Traveling Exhibitions
The Gadsden Arts Center & Museum is committed to providing access to its collections through the loan of art objects to AAM accredited museums for educational purposes. The Museum’s Permanent Collection mainly represents Southeastern American Art, with emphasis on Southern Vernacular Art and Folk Art. Loans of art objects to qualified institutions for exhibition are an essential part of Gadsden Arts’ mission to foster understanding and appreciation of the visual arts and to enhance arts education, provide cultural opportunities, and to offer a depth of cultural and historical content to serve people of all ages.
For more information about the traveling exhibitions available for loan from Gadsden Arts, contact Curator of Exhibitions & Collections, (850) 627-5021.
Available Exhibitions

EDDY MUMMA: Compelled to Create
Compelled to Create presents the spirit-infused work by “Mr.

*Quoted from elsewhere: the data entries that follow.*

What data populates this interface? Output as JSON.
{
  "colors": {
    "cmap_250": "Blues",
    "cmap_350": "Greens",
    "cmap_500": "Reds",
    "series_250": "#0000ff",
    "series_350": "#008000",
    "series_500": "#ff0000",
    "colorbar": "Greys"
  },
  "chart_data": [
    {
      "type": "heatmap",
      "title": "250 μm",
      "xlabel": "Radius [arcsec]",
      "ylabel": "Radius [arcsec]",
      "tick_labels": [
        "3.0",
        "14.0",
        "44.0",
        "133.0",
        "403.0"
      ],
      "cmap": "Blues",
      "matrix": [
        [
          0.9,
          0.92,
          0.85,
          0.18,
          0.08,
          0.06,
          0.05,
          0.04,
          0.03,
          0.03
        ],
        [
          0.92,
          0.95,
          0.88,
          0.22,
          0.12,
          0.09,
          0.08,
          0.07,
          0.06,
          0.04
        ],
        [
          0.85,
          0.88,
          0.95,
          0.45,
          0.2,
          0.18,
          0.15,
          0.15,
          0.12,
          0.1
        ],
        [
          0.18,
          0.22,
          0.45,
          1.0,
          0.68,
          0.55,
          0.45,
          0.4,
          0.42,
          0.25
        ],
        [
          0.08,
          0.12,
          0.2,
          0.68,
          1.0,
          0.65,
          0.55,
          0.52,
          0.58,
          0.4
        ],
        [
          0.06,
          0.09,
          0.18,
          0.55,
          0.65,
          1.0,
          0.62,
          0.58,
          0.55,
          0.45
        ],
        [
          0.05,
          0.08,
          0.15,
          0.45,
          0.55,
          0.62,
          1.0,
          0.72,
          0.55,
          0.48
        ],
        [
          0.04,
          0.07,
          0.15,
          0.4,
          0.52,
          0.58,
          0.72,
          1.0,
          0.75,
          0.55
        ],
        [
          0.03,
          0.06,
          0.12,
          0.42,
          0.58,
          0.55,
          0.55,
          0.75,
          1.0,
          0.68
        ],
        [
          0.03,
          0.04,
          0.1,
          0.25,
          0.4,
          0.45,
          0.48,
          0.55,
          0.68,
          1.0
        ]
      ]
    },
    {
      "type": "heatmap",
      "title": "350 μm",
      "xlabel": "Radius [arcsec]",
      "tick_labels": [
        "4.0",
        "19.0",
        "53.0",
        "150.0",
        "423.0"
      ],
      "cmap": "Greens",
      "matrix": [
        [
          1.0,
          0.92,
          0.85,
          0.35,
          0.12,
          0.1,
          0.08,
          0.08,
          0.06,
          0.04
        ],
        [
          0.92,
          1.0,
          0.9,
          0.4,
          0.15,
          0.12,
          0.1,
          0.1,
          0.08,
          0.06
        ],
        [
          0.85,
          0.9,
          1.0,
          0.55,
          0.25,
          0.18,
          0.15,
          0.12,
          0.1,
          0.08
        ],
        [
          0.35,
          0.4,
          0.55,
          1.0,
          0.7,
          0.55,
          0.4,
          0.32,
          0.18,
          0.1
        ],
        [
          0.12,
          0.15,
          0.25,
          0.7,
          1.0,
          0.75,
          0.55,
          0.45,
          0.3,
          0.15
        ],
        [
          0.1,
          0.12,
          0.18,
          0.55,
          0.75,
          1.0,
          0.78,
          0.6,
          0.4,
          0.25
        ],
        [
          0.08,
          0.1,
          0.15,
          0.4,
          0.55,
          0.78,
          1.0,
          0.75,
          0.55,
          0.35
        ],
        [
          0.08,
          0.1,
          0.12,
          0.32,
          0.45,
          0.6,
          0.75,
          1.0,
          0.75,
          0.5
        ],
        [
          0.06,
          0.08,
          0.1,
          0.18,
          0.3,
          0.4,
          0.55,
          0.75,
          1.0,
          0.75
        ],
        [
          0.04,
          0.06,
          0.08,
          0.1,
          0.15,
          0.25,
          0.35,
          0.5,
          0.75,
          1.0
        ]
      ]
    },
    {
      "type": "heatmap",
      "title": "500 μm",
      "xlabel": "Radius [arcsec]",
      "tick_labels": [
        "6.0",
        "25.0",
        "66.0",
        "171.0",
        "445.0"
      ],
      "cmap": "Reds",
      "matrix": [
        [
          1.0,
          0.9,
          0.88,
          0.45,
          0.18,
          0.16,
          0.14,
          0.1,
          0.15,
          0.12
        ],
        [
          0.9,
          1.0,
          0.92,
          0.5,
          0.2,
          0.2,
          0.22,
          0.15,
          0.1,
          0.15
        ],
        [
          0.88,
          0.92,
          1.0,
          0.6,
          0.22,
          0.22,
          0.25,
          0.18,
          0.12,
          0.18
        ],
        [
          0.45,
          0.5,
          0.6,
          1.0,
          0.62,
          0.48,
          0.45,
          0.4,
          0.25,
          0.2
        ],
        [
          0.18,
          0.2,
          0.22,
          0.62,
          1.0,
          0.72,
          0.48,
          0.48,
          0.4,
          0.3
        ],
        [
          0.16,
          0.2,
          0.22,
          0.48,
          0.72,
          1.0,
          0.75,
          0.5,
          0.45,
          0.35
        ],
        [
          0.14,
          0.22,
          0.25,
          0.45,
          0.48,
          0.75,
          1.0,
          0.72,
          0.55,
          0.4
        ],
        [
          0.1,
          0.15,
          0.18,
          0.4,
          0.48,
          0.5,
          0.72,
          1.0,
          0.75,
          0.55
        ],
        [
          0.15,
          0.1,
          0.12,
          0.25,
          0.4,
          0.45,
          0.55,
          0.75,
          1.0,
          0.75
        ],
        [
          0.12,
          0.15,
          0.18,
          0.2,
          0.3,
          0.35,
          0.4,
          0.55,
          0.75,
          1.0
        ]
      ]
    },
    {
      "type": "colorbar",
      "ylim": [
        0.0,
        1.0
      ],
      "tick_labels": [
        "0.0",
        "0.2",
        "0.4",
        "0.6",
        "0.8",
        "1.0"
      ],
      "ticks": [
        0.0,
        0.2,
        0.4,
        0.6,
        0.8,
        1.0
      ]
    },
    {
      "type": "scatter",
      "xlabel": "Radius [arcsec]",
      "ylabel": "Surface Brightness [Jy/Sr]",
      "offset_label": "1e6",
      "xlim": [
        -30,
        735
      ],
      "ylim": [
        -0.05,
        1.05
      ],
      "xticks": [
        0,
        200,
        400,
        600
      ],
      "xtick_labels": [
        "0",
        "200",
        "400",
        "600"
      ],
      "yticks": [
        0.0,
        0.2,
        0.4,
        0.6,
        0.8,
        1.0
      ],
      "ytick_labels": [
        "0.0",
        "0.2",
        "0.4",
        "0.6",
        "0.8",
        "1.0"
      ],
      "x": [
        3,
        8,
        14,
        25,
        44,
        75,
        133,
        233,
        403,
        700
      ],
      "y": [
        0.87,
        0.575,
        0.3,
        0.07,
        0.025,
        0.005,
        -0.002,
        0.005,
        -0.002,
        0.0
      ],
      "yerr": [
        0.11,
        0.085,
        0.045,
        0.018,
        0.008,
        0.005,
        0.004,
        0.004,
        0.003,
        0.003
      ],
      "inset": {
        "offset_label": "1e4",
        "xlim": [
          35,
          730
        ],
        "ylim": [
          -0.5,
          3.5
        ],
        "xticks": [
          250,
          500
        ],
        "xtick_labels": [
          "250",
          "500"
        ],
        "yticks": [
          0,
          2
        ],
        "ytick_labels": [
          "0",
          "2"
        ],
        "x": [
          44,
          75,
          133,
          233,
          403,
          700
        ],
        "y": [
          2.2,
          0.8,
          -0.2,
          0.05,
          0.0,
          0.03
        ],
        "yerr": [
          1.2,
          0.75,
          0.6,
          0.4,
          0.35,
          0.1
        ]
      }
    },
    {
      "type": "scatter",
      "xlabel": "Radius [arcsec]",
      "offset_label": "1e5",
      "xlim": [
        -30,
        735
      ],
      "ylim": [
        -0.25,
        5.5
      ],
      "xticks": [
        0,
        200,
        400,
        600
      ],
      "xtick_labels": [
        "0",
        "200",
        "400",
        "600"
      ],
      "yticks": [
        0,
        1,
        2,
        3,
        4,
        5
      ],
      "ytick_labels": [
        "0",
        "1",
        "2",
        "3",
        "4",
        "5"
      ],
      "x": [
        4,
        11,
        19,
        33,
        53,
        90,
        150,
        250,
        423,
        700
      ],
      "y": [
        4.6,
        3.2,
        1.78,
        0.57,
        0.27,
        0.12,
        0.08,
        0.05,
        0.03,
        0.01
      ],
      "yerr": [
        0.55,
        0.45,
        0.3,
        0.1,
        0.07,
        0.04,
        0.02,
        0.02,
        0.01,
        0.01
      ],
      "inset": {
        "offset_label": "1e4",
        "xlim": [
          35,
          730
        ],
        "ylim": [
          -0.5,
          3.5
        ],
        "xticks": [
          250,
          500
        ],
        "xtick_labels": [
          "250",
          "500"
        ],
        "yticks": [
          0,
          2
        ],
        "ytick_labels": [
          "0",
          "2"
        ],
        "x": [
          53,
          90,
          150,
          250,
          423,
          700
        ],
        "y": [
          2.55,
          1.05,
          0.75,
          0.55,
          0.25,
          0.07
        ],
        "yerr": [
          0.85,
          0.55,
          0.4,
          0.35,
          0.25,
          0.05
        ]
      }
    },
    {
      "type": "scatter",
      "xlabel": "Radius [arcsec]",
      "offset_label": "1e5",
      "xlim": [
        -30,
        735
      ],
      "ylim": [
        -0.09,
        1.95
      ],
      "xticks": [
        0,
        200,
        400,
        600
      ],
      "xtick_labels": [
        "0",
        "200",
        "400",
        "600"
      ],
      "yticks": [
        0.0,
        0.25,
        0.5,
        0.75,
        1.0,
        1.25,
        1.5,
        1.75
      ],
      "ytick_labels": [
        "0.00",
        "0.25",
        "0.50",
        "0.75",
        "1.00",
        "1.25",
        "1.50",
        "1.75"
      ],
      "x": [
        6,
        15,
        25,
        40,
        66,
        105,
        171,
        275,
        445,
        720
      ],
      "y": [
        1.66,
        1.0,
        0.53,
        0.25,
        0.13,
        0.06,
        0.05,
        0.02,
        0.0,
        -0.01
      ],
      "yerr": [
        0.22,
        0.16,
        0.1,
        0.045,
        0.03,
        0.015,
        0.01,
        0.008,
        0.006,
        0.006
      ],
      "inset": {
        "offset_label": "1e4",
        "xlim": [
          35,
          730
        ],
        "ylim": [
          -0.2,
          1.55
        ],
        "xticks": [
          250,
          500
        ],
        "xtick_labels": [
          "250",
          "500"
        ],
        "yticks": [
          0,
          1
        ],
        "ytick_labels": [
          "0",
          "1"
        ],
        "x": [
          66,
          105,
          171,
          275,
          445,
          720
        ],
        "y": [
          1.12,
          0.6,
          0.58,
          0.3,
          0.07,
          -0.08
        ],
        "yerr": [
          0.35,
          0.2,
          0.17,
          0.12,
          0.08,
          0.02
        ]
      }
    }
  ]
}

Eddy” Mumma (1908-1986), an individual who was driven to create hundreds of works of unique and powerful art. This exhibition explores the amazing tale of how, upon Mumma’s death, his work was rescued by a dedicated art collector, and ended up in the collections across the United States including the Smithsonian American Art Museum, the Minneapolis Institute of Art, and the American Visionary Art Museum.

Mose T: An Alabama Legend
An exhibition curated from the Gadsden Arts Center & Museum’s Permanent Collection, Mose T: An Alabama Legend explores the imaginative career of Mose Tolliver, one of the first southern Black artists to be exhibited at a national level. This exhibition explores the range of Mose T’s work, starting with his earliest work from the 1970s, demonstrating an artist who is working to discover his voice.

RESOLUTE: The Thornton Dial Legacy
Thornton Dial, Sr. (1928-2016), and those within his sphere of influence, all hailed from rural Alabama and came of age during, or directly after, the Civil Rights Movement. Resolute, an exhibition curated by the Gadsden Arts Center & Museum from its Permanent Collection, explores the legacy left behind by Dial, Sr. and his impact on the artists Lonnie Holley, Ronald Lockett, Arthur Dial, and Thornton Dial, Jr.